As expected, it’s quite quick
Powered by a 221kW and 400Nm version of the VW Group’s proven engine, the Ateca uses launch control and snappy gearshifts to hit 100km/h in an impressively quick 4.9 seconds. The Ateca is available overseas with less powerful motors, but Cupra decided the Aussie version should be a performance car, perhaps swayed by the popularity of more powerful versions of Volkswagen’s Tiguan. Optional extras include high-performance Brembo brakes and a sporty exhaust from European specialists Akrapovič that delivers snap-crackle-and-pop theatre.
Light steering returns quick responses from the Ateca, which has the same razor-sharp brake response and occasional transmission hesitance we’ve come to expect from the VW group. Cupra has tuned the Ateca’s handling to deliver a more engaging experience than a VW T-Roc or Skoda Karoq – the rear end will loosen its hold on the road to help the car tighten its line in fast corners.
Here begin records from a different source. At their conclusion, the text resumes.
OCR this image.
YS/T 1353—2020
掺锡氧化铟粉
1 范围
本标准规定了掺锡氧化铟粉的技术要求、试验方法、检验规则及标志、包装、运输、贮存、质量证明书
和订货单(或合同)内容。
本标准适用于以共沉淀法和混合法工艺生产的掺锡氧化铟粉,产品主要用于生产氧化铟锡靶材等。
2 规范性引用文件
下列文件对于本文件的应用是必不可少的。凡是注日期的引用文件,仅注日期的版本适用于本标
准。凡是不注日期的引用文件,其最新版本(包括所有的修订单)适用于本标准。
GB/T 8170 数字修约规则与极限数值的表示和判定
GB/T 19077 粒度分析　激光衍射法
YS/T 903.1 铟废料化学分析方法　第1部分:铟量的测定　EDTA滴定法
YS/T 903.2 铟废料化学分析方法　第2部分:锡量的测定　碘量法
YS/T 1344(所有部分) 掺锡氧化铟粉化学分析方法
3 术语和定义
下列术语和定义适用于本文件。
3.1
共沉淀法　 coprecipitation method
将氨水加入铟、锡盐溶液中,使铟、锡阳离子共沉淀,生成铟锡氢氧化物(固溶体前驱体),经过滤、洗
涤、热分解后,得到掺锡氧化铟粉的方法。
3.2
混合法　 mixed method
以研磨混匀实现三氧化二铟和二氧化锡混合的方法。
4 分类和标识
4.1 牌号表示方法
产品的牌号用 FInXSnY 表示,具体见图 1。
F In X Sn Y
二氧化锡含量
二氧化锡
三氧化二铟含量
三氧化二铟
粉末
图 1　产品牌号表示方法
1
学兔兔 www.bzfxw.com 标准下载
It’s more stylish than a VW
The Ateca makes a strong first impression, with eye-catching alloys finished with black and copper-coloured paint. Those golden highlights are everywhere you look, from the car’s badges, to the stitching on high-backed sports seats trimmed in petrol-blue leather. A digital dashboard is nice to have, and we like that the Ateca is a generation behind the latest VW models that replaced physical buttons with less satisfying touch-sensitive tiles.
But it’s not cheap
Loaded with kit including LED headlights, a full array of driver assistance tech and toys such as wireless phone charging and a 9.2-inch infotainment screen with BeatsAudio HiFi, the Cupra Ateca VZX is not a basic car. Prices start from $65,990 drive-away, which is nearly $10,000 less than the mechanically similar Audi SQ2. But you have to be careful with options: choose the sports exhaust ($5950), Brembo brakes ($4050), metallic paint ($475) and sunroof ($1800) and the end result gets close to $80,000 on the road.